ASTANA — The S&P Global Ratings international rating agency affirmed Kazakhstan’s credit rating at BBB and maintained a stable outlook. According to the Halyk Finance analytical center, it is much lower than the levels set in the country’s program documents and refers to the problem of inappropriate budget forecasting.
The country’s oil and gas sector, which accounts for 20% of gross domestic product (GDP), more than half of exports and 30% of government revenues, is vital in maintaining the positive rating.
However, S&P Global Ratings notes that the decline in oil production has had a negative impact on economic growth rates, leading to their moderate forecast for GDP growth at the end of the current year at 3.7%, reported the Halyk Finance on Sept. 2.

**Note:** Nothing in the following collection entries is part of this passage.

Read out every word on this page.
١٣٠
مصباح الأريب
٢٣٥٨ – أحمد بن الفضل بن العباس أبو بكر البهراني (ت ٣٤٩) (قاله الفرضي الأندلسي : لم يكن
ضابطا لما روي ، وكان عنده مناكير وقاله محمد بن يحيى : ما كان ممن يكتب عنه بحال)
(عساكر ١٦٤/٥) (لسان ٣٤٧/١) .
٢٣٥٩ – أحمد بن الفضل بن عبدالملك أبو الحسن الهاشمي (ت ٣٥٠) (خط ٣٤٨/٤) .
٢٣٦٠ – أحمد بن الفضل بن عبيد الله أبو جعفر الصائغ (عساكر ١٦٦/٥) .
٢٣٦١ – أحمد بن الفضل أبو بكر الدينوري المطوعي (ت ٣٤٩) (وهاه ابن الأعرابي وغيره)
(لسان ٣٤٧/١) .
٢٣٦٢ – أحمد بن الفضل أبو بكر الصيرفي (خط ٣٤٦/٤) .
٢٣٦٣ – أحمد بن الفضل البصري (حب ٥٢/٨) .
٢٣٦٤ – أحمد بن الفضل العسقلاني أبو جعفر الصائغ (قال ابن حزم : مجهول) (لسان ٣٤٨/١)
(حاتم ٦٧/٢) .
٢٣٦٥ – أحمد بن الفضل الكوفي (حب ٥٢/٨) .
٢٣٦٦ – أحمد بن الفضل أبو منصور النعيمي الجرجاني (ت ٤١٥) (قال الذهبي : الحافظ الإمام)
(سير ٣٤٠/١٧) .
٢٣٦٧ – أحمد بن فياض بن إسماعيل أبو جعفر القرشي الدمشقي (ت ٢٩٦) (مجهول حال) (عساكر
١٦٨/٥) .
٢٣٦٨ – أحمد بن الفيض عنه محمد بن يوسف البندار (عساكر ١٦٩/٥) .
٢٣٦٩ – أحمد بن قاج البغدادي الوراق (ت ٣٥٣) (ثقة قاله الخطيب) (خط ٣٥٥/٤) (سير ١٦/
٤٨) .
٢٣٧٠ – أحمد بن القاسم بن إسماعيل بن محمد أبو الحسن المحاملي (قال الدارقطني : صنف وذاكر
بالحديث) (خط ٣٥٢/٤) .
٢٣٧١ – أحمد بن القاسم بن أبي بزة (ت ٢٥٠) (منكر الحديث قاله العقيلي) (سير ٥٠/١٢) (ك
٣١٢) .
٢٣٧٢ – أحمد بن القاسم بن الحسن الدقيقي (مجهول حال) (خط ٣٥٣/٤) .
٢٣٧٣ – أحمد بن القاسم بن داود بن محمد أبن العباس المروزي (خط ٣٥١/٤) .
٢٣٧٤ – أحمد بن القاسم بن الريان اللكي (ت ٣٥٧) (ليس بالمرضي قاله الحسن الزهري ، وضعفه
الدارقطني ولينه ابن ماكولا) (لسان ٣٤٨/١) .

“The rating agency expects moderate economic growth indicators not only for the current year, but also for the next three years. Even the launch of the Tengiz future expansion project in the second half of 2025, which should increase oil production from 90 million tons in 2023 to 98 million tons in 2025, will not lead, in their opinion, to economic growth above 4.5%. Thus, the average GDP growth rate in 2025-2027 will be 3.7% per year,” the statement reads.
The agency notes that the actual rate may be higher than their forecast if the privatization program is carried out properly and leads to growth of the private sector and foreign investment.
However, according to S&P Global Ratings experts, privatization is proceeding slowly, and the centralized decision-making process, weak checks and balances, censorship, and perception of corruption are still high. The situation will remain so over the next three years.
Among the positive factors of the country’s economy, which to varying degrees allow managing external and internal risks, S&P Global Ratings named a strong position of an external net creditor given the moderate level of external debt, and high indicators of liquid assets of the government, such as government deposits and external liquid assets of the National Fund.
The current rating can be improved in the case of reforms, increased growth rates of the non-oil sector, reduced geopolitical risks and political stability.